In a brief statement, Comcast said it "has decided not to submit a revised offer" for the cable company, meaning AT&T's bid apparently will carry the day. Comcast had agreed to purchase MediaOne for $48 billion in stock on March 22, but last month AT&T made a surprise $54 billion offer of cash and stock.
As previously reported, Comcast and AT&T announced a related agreement whereby the two companies will exchange selected regional cable systems to better cluster each company's networks. As the deal also includes an agreement for Comcast to deliver AT&T phone services, the switch demonstrates Ma Bell's determination to deliver local phone service via cable.
Armstrong and Comcast CEO Brian Roberts painted the deal as an "elegant" outcome that served both company's interests.
"When we looked at MediaOne, there were two basic reasons we got involved," Roberts said. The cable company wanted to grow its subscriber base, he said, and create new geographic clusters that would make it easier to roll out advanced services like cable telephony and high-speed Internet access.
"I think we have achieved both of those goals," Roberts said.
The swap will result in Comcast's gaining more than 750,000 subscribers. Comcast will pay approximately $4,500 per subscriber, or about $3.37 billion in all. Comcast also will receive an option to buy 1.25 million additional subscribers from AT&T, according to AT&T.
Comcast will also receive a $1.5 billion termination fee from MediaOne, the company said.
Strategically, Comcast will be well positioned in certain markets along the eastern seaboard, and will be able to advance its own telephony strategy and compete with the likes of Bell Atlantic, once the local phone giant gets into the long distance telephone market.
As part of the deal, Comcast agreed to offer AT&T-branded telephone services "on an expedited basis" and at the "most favorable terms" AT&T is offering other potential partners. The phone giant has been anxious to compete in local markets, as evidenced by its recently completed acquisition of Tele-Communications Incorporated as well as its bid for MediaOne.
AT&T's embrace of cable, via its acquisition of the former Tele-Communications Incorporated, a telephony agreement with Time Warner, and now Comcast and MediaOne, will allow the company to offer consumers a bundle of services including local and long distance voice, cable TV, wireless communications, and dial-up or high-speed Internet access all on one monthly bill.
AT&T executives said they will soon offer "any distance" phone calls at flat rates that will be 20 percent to 25 percent cheaper than competitors' prices. Armstrong said today that AT&T will begin telephony trial tests "in the next 30 days" in Fremont, California, a former TCI cable system and a frequent testing ground for the AT&T-controlled @Home Network high-speed Net-over-cable service.
Many cable companies with networks in geographically disparate regions often swap cable systems with other operators for strategic purposes. Cable operators will literally trade networks in certain areas to "cluster" networks together to cut marketing and management costs.
As part of the AT&T agreement, Comcast's Roberts said that Comcast will give AT&T its systems in Atlanta, Chicago, Pittsburgh, Richmond, Virginia, Sacramento, California, and in portions of Colorado. In exchange, Comcast will get AT&T-owned cable systems in Michigan, Pennsylvania, New Jersey, New Mexico, as well as in Baltimore, Washington, and Naples, Florida, Roberts said.
The swaps will increase Philadelphia-based Comcast's clusters in the eastern United States.
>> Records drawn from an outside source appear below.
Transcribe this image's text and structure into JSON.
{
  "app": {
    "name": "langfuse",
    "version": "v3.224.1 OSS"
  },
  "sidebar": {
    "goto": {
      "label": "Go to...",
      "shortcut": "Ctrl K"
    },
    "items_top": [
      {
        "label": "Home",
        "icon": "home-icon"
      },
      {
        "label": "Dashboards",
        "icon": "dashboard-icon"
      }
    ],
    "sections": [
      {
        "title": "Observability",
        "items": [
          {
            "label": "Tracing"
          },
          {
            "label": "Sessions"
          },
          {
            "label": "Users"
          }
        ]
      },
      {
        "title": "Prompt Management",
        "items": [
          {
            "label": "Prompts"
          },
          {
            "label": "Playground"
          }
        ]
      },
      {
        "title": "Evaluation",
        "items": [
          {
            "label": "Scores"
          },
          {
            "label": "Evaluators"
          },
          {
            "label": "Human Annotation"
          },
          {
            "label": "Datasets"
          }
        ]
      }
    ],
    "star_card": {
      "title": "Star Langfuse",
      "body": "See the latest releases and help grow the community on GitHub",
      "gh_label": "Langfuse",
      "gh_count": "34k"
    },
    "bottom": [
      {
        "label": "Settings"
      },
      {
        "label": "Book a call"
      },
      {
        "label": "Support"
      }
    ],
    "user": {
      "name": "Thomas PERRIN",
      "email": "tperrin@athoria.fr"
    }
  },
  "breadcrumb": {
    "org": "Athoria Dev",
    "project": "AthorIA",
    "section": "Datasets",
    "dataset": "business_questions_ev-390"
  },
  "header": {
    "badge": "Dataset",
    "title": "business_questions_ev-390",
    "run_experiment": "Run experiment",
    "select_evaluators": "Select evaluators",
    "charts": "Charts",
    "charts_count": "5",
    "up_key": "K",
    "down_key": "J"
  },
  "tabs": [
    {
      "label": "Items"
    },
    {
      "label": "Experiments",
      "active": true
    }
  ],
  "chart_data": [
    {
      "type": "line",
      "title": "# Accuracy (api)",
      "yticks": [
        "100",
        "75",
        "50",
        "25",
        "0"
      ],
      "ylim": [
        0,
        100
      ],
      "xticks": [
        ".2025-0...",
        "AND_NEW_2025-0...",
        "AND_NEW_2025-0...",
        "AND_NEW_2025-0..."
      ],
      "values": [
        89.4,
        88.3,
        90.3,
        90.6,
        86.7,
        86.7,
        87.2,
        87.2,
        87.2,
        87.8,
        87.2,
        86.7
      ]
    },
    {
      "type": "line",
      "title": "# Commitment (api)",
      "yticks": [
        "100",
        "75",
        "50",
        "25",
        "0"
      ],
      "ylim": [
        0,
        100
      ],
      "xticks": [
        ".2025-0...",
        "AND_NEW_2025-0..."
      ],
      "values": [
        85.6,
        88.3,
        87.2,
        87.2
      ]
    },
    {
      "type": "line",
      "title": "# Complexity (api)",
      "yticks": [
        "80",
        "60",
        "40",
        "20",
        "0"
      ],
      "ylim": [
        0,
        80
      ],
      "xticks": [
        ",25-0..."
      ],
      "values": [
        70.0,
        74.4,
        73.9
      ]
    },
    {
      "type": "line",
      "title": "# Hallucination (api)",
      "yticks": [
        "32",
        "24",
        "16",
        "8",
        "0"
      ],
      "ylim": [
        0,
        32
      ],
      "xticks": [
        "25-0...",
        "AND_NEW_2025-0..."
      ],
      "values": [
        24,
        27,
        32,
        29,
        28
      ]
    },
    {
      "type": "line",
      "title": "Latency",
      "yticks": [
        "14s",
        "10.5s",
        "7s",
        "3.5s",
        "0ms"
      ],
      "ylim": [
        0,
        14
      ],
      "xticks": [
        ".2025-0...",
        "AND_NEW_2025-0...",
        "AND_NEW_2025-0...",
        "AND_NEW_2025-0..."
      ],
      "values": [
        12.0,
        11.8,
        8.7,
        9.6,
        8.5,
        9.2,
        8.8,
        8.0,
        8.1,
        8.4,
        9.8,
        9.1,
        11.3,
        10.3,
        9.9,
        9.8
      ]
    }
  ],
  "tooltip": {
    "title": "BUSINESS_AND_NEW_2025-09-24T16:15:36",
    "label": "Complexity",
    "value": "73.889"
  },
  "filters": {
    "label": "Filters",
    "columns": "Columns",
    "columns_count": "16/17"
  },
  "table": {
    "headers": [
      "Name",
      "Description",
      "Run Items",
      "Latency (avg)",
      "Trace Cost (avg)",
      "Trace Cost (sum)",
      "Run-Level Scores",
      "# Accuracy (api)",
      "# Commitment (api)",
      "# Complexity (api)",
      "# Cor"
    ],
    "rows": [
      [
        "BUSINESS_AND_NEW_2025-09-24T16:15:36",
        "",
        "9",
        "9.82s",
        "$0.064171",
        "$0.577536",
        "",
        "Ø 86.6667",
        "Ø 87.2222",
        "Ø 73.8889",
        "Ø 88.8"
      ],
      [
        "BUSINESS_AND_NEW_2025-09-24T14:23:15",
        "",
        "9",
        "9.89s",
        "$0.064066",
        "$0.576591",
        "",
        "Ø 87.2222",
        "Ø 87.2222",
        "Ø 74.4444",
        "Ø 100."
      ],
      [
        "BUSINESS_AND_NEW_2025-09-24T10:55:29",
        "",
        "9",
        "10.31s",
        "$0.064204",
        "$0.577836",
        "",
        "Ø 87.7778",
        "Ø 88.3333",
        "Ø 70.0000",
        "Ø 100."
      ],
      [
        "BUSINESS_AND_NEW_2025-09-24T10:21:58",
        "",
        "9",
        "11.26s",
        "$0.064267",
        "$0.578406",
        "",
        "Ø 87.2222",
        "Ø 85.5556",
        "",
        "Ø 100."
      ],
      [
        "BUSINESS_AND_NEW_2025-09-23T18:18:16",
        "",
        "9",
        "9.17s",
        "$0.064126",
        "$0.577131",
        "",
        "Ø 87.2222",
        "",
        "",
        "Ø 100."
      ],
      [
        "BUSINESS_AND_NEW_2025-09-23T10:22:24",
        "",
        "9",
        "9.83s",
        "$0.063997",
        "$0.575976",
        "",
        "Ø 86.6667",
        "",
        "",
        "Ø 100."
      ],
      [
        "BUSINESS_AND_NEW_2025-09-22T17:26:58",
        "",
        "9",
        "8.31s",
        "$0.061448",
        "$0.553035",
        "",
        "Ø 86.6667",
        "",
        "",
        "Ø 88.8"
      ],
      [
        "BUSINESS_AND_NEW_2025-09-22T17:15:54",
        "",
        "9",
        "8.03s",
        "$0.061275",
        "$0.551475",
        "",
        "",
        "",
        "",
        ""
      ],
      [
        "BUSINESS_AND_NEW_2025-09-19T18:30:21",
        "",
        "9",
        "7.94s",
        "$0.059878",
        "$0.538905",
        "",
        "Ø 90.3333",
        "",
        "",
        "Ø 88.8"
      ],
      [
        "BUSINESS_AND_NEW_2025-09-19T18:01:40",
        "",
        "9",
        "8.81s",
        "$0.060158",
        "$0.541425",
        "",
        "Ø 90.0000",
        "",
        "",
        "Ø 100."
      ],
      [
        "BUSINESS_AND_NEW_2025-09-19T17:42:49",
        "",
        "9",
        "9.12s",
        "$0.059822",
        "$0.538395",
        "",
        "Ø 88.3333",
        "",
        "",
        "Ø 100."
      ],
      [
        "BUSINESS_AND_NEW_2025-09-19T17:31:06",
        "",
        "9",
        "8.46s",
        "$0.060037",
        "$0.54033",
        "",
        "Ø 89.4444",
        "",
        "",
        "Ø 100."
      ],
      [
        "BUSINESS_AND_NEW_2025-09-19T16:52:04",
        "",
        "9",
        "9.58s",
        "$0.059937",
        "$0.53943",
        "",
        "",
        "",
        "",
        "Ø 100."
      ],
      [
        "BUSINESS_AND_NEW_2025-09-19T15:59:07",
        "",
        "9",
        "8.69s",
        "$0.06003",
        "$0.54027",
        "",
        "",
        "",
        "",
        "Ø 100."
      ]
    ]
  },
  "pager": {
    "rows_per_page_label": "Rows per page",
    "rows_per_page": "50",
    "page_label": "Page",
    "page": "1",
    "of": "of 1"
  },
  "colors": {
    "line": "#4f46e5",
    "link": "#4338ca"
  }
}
"This is a different outcome than our MediaOne proposal, but it is an elegant win-win result," Roberts said previously in a statement.
With MediaOne being acquired, Comcast will become the nation's third largest cable operator ahead of No. 4 Cox Communications, which claims 4 million subscribers. AT&T will clearly be the largest cable operator after the deal closes, while Time Warner will stay No. 2.
MediaOne's board of directors agreed to accept AT&T's offer over the past weekend, triggering a countdown for Comcast to come up with an improved bid before Thursday. In recent days, the company had been huddling with Microsoft, America Online, and even investor Paul Allen in an effort to salvage its buyout, according to various reports.
MediaOne, for its part, had entered into confidentiality agreements with both the software maker and the leading Internet service provider, as well as AT&T.
Yesterday, AT&T agreed to acquire the half of Philadelphia-area cable operator Lenfest Communications it did not already own, in a stock deal that could top $2 billion. Lenfest has about 1.5 million customers, and is half-owned by the Lenfest family.
The AT&T-MediaOne agreement remains subject to federal antitrust approval.
Microsoft, which has a $1 billion stake in Comcast, could not immediately be reached for comment.